High-avidity T cell responses capable of eradicating tumors can be generated in an allogeneic setting. In hematological malignancies, allogeneic HLA-matched hematopoietic stem cell transplantation (ASCT) provides a platform for allogeneic immunotherapy due to the induction of T cell-mediated graft-versus-tumor (GVT) immune responses. Immunotherapy in an allogeneic setting enables induction of effective T cell responses due to the fact that T cells of donor origin are not selected for low reactivity against self-antigens of the recipient. Therefore, high-affinity T cells against tumor- or recipient-specific antigens can be found in the T cell inoculum administered to the patient during or after ASCT. The main targets of the tumor-reactive T cell responses are polymorphic proteins for which donor and recipient are disparate, namely MiHAs.

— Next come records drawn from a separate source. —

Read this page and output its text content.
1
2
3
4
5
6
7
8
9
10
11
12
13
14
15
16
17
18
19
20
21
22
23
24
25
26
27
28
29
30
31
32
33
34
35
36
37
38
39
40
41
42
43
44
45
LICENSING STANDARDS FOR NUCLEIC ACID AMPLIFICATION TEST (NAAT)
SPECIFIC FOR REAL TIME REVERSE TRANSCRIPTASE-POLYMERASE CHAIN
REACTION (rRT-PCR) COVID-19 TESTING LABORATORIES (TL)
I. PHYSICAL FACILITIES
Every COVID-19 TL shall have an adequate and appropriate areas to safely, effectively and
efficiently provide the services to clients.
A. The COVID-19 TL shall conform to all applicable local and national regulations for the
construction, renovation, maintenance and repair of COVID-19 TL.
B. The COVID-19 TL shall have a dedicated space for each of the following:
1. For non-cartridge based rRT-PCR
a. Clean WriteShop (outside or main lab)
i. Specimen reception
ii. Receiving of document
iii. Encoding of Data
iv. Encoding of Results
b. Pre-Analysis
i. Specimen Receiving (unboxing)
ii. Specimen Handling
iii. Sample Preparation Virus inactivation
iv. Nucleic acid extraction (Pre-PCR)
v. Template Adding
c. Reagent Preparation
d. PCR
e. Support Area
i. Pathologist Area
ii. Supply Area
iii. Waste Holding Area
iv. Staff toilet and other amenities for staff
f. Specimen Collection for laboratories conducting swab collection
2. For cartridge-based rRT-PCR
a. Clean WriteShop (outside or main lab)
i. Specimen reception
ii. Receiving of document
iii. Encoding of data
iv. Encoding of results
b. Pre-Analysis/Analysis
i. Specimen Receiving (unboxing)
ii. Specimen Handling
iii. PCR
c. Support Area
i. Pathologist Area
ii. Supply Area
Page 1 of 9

However, implementation of MiHA-targeted immunotherapy in humans has been limited mainly by the paucity of molecularly defined human MiHAs. Based on the MiHAs currently known, only 33% of patients with leukemia would be eligible for MiHA-based ATCI. MiHA discovery is a difficult task because it cannot be achieved using standard genomic and proteomic methods. Indeed, i) less than 1% of SNPs generate a MiHA and ii) current mass spectrometry methods cannot detect MiHAs.
Thus, there is a need for the identification of novel MiHAs that may be used in immunotherapies.
The present description refers to a number of documents, the content of which is herein incorporated by reference in their entirety.